The genus Pygoscelis ("rump-legged") contains three living species of penguins collectively known as "brush-tailed penguins".

Taxonomy
Mitochondrial and nuclear DNA evidence suggests the genus split from other penguins around 38 million years ago, about 2 million years after the ancestors of the genus Aptenodytes. In turn, the Adelie penguins split off from the other members of the genus around 19 million years ago.

Extant species

A 2020 study found that the gentoo penguin may actually comprise a species complex of 4 similar but genetically distinct species: the northern gentoo penguin (P. papua), the southern gentoo penguin (P. ellsworthi), the eastern gentoo penguin (P. taeniata), and the newly-described South Georgia gentoo penguin (P. poncetii). However, in 2021 the International Ornithological Congress recognized these as being subspecies of P. papua.

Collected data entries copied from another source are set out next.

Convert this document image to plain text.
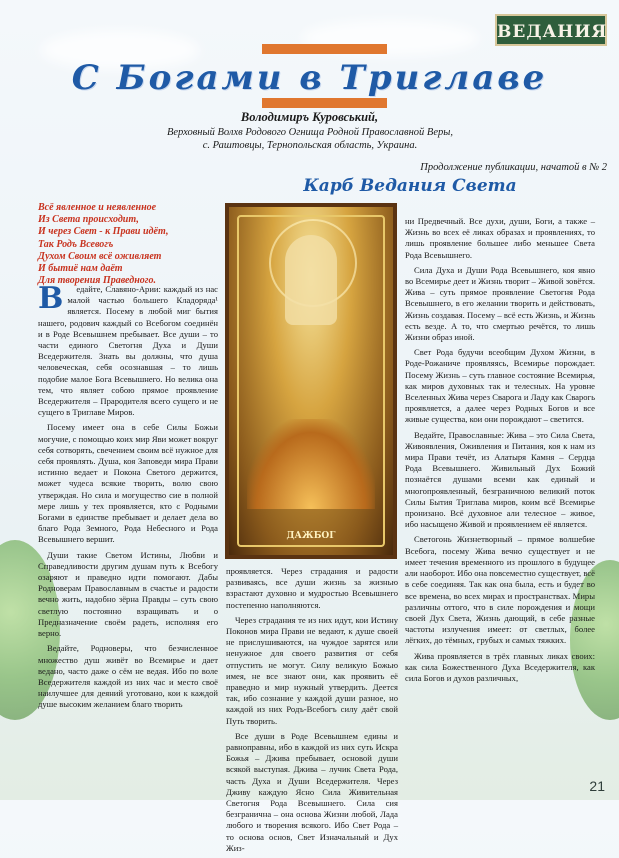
ВЕДАНИЯ
С Богами в Триглаве
Володимиръ Куровський,
Верховный Волхв Родового Огнища Родной Православной Веры,
с. Раштовцы, Тернопольская область, Украина.
Продолжение публикации, начатой в № 2
Карб Ведания Света
Всё явленное и неявленное
Из Света происходит,
И через Свет - к Прави идёт,
Так Родъ Всевогъ
Духом Своим всё оживляет
И бытиё нам даёт
Для творения Праведного.

В едайте, Славяно-Арии: каждый из нас малой частью большего Кладорядa¹ является. Посему в любой миг бытия нашего, родович каждый со Всебогом соединён и в Роде Всевышнем пребывает. Все души – то части единого Светогня Духа и Души Вседержителя. Знать вы должны, что душа человеческая, себя осознавшая – то лишь подобие малое Бога Всевышнего. Но велика она тем, что являет собою прямое проявление Вседержителя – Прародителя всего сущего и не сущего в Триглаве Миров.

Посему имеет она в себе Силы Божьи могучие, с помощью коих мир Яви может вокруг себя сотворять, свечением своим всё нужное для себя проявлять. Душа, коя Заповеди мира Прави истинно ведает и Покона Светого держится, может чудеса всякие творить, волю свою утверждая. Но сила и могущество сие в полной мере лишь у тех проявляется, кто с Родными Богами в единстве пребывает и делает дела во благо Рода Земного, Рода Небесного и Рода Всевышнего вершит.

Души такие Светом Истины, Любви и Справедливости другим душам путь к Всебогу озаряют и праведно идти помогают. Дабы Родноверам Православным в счастье и радости вечно жить, надобно зёрна Правды – суть свою светлую постоянно взращивать и о Предназначение своём радеть, исполняя его верно.

Ведайте, Родноверы, что безчисленное множество душ живёт во Всемирье и дает ведано, часто даже о сём не ведая. Ибо по воле Вседержителя каждой из них час и место своё наилучшее для деяний уготовано, кои к каждой душе высоким желанием благо творить

ДАЖБОГ

проявляется. Через страдания и радости развиваясь, все души жизнь за жизнью взрастают духовно и мудростью Всевышнего постепенно наполняются.

Через страдания те из них идут, кои Истину Поконов мира Прави не ведают, к душе своей не прислушиваются, на чуждое зарятся или ненужное для своего развития от себя отпустить не могут. Силу великую Божью имея, не все знают они, как проявить её праведно и мир нужный утвердить. Деется так, ибо сознание у каждой души разное, но каждой из них Родъ-Всебогъ силу даёт свой Путь творить.

Все души в Роде Всевышнем едины и равноправны, ибо в каждой из них суть Искра Божья – Джива пребывает, основой души всякой выступая. Джива – лучик Света Рода, часть Духа и Души Вседержителя. Через Дживу каждую Ясно Сила Живительная Светогня Рода Всевышнего. Сила сия безгранична – она основа Жизни любой, Лада любого и творения всякого. Ибо Свет Рода – то основа основ, Свет Изначальный и Дух Жиз-

ни Предвечный. Все духи, души, Боги, а также – Жизнь во всех её ликах образах и проявлениях, то лишь проявление большее либо меньшее Света Рода Всевышнего.

Сила Духа и Души Рода Всевышнего, коя явно во Всемирье деет и Жизнь творит – Живой зовётся. Жива – суть прямое проявление Светогня Рода Всевышнего, в его желании творить и действовать, Жизнь создавая. Посему – всё есть Жизнь, и Жизнь есть везде. А то, что смертью речётся, то лишь Жизни образ иной.

Свет Рода будучи всеобщим Духом Жизни, в Роде-Рожаниче проявляясь, Всемирье порождает. Посему Жизнь – суть главное состояние Всемирья, как миров духовных так и телесных. На уровне Вселенных Жива через Сварога и Ладу как Сварогь проявляется, а далее через Родных Богов и все живые существа, кои они порождают – светится.

Ведайте, Православные: Жива – это Сила Света, Живоявления, Оживления и Питания, коя к нам из мира Прави течёт, из Алатыря Камня – Сердца Рода Всевышнего. Живильный Дух Божий познаётся душами всеми как единый и многопроявленный, безграничною великий поток Силы Бытия Триглава миров, коим всё Всемирье пронизано. Всё духовное али телесное – живое, ибо насыщено Живой и проявлением её является.

Светогонь Жизнетворный – прямое волшебие Всебога, посему Жива вечно существует и не имеет течения временного из прошлого в будущее али наоборот. Ибо она повсеместно существует, всё в себе соединяя. Так как она была, есть и будет во все времена, во всех мирах и пространствах. Миры различны оттого, что в силе порождения и мощи своей Дух Света, Жизнь дающий, в себе разные частоты излучения имеет: от светлых, более лёгких, до тёмных, грубых и самых тяжких.

Жива проявляется в трёх главных ликах своих: как сила Божественного Духа Вседержителя, как сила Богов и духов различных,

21
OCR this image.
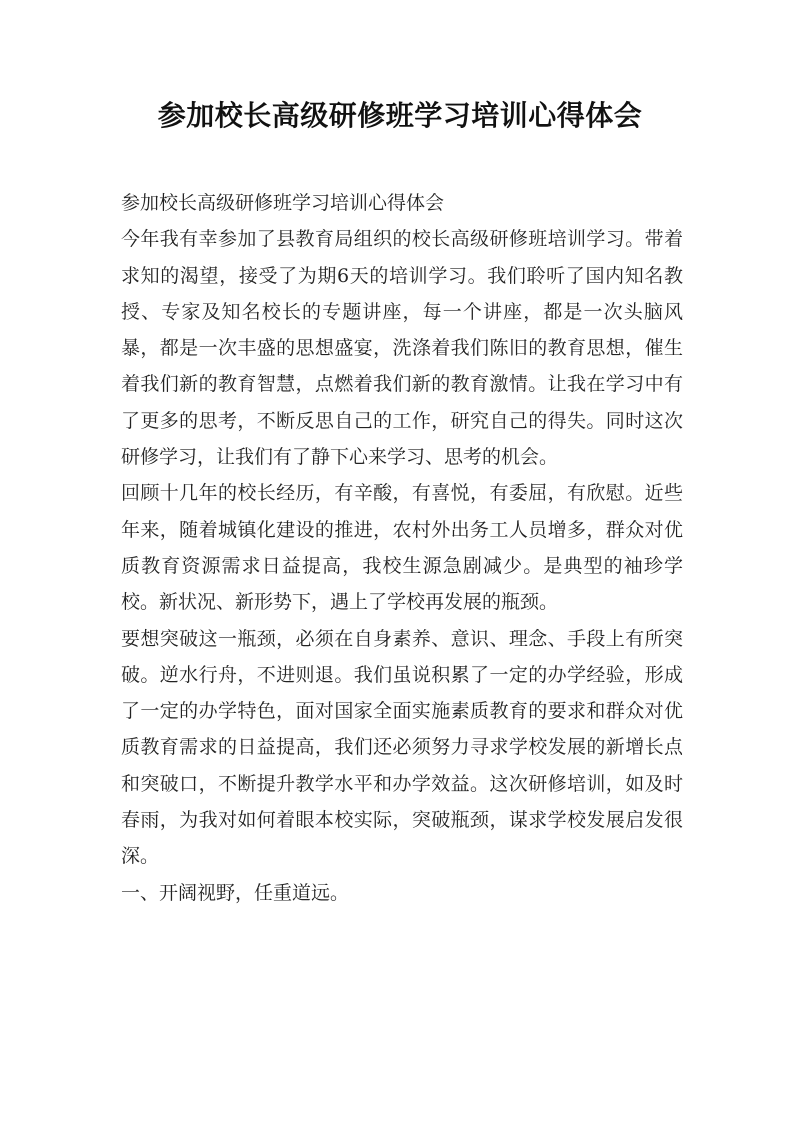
参加校长高级研修班学习培训心得体会

参加校长高级研修班学习培训心得体会

今年我有幸参加了县教育局组织的校长高级研修班培训学习。带着求知的渴望，接受了为期6天的培训学习。我们聆听了国内知名教授、专家及知名校长的专题讲座，每一个讲座，都是一次头脑风暴，都是一次丰盛的思想盛宴，洗涤着我们陈旧的教育思想，催生着我们新的教育智慧，点燃着我们新的教育激情。让我在学习中有了更多的思考，不断反思自己的工作，研究自己的得失。同时这次研修学习，让我们有了静下心来学习、思考的机会。

回顾十几年的校长经历，有辛酸，有喜悦，有委屈，有欣慰。近些年来，随着城镇化建设的推进，农村外出务工人员增多，群众对优质教育资源需求日益提高，我校生源急剧减少。是典型的袖珍学校。新状况、新形势下，遇上了学校再发展的瓶颈。

要想突破这一瓶颈，必须在自身素养、意识、理念、手段上有所突破。逆水行舟，不进则退。我们虽说积累了一定的办学经验，形成了一定的办学特色，面对国家全面实施素质教育的要求和群众对优质教育需求的日益提高，我们还必须努力寻求学校发展的新增长点和突破口，不断提升教学水平和办学效益。这次研修培训，如及时春雨，为我对如何着眼本校实际，突破瓶颈，谋求学校发展启发很深。

一、开阔视野，任重道远。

A study has estimated that there are about 3.79 million pairs of Adélie, 387,000 pairs of gentoo, and 8 million pairs of chinstrap penguins in their particular areas, making up 90% of Antarctic avian biomass (Black, C. E. 2016). 
Fossil species
 Pygoscelis grandis (Bahía Inglesa Formation, Late Miocene/Early Pliocene of Bahía Inglesa, Chile)
 Pygoscelis calderensis (Bahía Inglesa Formation, Late Miocene of Bahía Inglesa, Chile)
 Pygoscelis tyreei (Pliocene of New Zealand)

The latter two are tentatively assigned to this genus.